When the baskets were loaded to the bursting point, Scrooge set off down Market Street at a very fast clip for such an old gentle­man in the direction of a certain abandoned warehouse. This was an address he'd found in his notebook under the name of Cedric Mouse. A tiny set of tracks in the snow led to the rear of the build­ing and up to a small door in the crumbling foundation. Scrooge passed by the door a dozen times before he had the courage to go up and knock.

"Good morning, sir," said the smallest voice Scrooge had ever heard.  It was a wee bit of a mouse in tattered shirt and trousers.

"Are you Tiny Tick or Tiny Tock?"

"Tiny Tick," the little mouse replied. He was shaking at the sight of his father's fearsome master.

"Is your father at home?" Scrooge asked.

"I'll fetch him, sir," said Tiny Tick.

It was almost a minute before Cedric cautiously appeared at the door. "Mr.

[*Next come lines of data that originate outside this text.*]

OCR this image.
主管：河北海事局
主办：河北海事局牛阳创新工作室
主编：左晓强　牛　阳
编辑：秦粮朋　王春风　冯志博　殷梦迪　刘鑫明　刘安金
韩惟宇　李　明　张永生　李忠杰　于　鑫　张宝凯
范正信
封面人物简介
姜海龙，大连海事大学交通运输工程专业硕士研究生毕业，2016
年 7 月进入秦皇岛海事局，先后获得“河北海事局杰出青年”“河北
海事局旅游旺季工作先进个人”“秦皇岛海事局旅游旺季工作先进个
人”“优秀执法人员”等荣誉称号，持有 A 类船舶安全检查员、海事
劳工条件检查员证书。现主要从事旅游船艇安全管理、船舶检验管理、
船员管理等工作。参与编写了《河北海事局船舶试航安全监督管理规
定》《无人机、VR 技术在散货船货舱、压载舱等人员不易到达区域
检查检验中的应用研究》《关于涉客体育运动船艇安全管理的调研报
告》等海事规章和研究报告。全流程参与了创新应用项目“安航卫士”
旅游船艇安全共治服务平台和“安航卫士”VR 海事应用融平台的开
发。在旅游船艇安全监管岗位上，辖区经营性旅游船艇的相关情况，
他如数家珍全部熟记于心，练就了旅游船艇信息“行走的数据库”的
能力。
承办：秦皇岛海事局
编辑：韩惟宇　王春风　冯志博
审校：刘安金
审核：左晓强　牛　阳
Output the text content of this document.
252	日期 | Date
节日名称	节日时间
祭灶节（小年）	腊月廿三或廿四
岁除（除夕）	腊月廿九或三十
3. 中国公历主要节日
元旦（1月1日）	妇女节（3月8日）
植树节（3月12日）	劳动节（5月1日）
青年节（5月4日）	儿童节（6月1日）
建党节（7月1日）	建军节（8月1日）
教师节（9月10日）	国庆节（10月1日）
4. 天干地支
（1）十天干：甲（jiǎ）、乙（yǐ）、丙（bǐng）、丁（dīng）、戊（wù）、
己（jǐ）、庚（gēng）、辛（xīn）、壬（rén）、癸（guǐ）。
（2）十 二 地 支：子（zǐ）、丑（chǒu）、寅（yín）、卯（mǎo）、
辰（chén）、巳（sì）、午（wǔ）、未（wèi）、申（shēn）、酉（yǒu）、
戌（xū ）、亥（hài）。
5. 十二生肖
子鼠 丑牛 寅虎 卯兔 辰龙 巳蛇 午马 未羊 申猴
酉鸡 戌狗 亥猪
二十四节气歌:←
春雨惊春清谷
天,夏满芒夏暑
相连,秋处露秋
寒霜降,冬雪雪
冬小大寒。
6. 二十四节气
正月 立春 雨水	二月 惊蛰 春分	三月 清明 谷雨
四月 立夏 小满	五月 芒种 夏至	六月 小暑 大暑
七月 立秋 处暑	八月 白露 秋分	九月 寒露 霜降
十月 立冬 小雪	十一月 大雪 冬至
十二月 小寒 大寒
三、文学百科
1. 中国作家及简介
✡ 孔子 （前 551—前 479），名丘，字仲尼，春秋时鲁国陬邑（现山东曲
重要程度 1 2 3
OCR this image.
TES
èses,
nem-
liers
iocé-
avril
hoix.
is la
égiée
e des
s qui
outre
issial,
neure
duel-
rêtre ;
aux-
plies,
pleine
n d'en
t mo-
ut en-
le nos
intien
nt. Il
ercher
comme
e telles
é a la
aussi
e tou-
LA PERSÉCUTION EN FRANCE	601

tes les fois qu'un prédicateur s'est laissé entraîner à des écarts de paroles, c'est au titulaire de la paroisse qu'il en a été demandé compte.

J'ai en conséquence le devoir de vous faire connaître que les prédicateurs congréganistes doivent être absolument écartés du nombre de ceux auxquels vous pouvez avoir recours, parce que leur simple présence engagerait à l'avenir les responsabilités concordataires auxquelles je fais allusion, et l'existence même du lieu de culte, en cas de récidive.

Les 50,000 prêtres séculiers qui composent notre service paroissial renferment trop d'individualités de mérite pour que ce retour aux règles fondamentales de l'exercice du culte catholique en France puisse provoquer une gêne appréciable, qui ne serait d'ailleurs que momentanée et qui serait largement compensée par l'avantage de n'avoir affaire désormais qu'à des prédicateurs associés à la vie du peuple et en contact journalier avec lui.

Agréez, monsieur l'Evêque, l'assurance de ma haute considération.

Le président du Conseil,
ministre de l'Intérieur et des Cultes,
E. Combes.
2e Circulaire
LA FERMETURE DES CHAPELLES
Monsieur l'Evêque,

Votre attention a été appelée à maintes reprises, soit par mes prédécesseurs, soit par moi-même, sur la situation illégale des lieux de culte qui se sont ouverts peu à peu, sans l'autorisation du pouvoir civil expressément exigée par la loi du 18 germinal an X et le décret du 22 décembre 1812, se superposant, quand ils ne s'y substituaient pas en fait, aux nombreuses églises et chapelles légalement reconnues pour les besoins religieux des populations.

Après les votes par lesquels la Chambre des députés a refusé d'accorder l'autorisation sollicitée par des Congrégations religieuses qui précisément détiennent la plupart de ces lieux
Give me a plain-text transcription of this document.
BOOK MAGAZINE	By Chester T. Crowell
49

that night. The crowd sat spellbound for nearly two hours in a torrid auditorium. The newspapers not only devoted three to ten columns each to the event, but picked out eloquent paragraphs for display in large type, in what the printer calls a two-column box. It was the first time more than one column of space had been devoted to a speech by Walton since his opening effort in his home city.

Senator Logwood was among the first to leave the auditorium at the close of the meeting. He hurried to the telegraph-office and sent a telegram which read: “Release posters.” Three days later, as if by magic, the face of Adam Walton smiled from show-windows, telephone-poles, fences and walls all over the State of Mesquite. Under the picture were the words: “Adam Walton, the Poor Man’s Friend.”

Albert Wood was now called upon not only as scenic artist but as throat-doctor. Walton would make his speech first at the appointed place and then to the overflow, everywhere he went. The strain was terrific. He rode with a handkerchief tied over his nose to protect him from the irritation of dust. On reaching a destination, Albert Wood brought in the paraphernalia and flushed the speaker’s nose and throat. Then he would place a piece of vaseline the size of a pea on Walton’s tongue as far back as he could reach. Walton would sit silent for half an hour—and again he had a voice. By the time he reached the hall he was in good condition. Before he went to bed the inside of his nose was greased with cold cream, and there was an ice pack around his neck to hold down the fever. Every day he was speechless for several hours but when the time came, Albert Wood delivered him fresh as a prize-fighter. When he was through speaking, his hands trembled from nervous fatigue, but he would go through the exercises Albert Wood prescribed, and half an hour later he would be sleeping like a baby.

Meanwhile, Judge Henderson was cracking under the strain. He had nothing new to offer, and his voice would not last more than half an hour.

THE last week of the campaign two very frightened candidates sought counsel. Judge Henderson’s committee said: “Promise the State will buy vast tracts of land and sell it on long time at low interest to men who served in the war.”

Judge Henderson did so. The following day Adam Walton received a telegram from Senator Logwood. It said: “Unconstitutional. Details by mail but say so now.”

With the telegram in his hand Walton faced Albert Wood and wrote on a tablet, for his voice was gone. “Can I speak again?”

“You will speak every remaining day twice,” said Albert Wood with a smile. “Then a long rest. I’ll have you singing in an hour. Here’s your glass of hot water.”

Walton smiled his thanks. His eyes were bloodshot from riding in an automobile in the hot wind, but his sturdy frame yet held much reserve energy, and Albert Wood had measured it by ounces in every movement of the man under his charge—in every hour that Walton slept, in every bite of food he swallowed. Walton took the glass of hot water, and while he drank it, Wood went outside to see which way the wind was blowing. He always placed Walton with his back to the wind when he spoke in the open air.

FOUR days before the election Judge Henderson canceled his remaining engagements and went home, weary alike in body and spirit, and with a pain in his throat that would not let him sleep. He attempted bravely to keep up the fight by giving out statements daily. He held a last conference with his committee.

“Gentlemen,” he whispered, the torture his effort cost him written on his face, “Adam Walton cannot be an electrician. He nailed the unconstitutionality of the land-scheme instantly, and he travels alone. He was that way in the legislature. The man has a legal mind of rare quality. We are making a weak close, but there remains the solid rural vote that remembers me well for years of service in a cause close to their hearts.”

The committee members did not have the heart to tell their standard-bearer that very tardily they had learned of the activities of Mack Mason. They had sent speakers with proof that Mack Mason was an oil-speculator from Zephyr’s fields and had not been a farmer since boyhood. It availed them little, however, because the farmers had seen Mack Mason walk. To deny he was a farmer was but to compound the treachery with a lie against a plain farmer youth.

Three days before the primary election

Scrooge—sir?"

"Merry Christmas, Cedric, my good fellow,"greeted Scrooge with a smile so pleasant it could not be mistaken. "If you'll please consider returning to your old job I'll give you a whopping big raise. Still better, I'll make you a partner. What do you say, Cedric?"

"Oh, thank you, Mr. Scrooge!" answered Cedric when he could muster the words. "Bless you, sir!"

"And I have another idea," said Scrooge. "How would you like to come and live at my place? There's a large clock there that I am sure you mice would find comfortable as a house. Tiny Tick and Tiny Tock and the other children could play in the works. If you will come now, we will have ourselves a Christmas party. That is, if it's quite convenient"—with a wink and a chuckle.

"It's quite convenient." Cedric winked back.

That afternoon the whole family was happy in its new clock house. Cedric had made a Christmas tree out of bits of watches that he had found in the shop. Mr. Scrooge himself had gone out to get holly berries to decorate it. Mrs. Mouse had put together a fine feast of cheese and turkey and cakes.

"Bless you!" said Mrs. Mouse, looking up at the jolly face of Mr. Scrooge.

"Bless you, sir!" cried Tiny Tick, his voice loud and brave. "Bless you all!" cried Tiny Tock.

Scrooge was as good as his word. He became a fine friend to Cedric and his family, and Cedric no longer raced frantically to work each morning. He rode very comfortably in Mr. Scrooge's coat pocket.

Scrooge became as good a man as any in the town, and it was said years afterward that Mr. Ebenezer Scrooge was one who could keep Christmas as well as any man alive. . .

"May that truly be said of us," said the father mouse. "All of us." And he closed his tiny book and put away his spectacles. He leaned back and sighed.

One of the little mice sitting around the candlestick piped up. "Daddy, that sounds very much like a Christmas story I once overheard the people downstairs reading. Their story was by Charles Dickens."

"Dickens?" said the father with a sly little smile. "The dickens you say!"And he snuffed out the candle with his nightcap.  "Now off to bed, everyone; quick like a mouse, and a Merry Christmas to all!"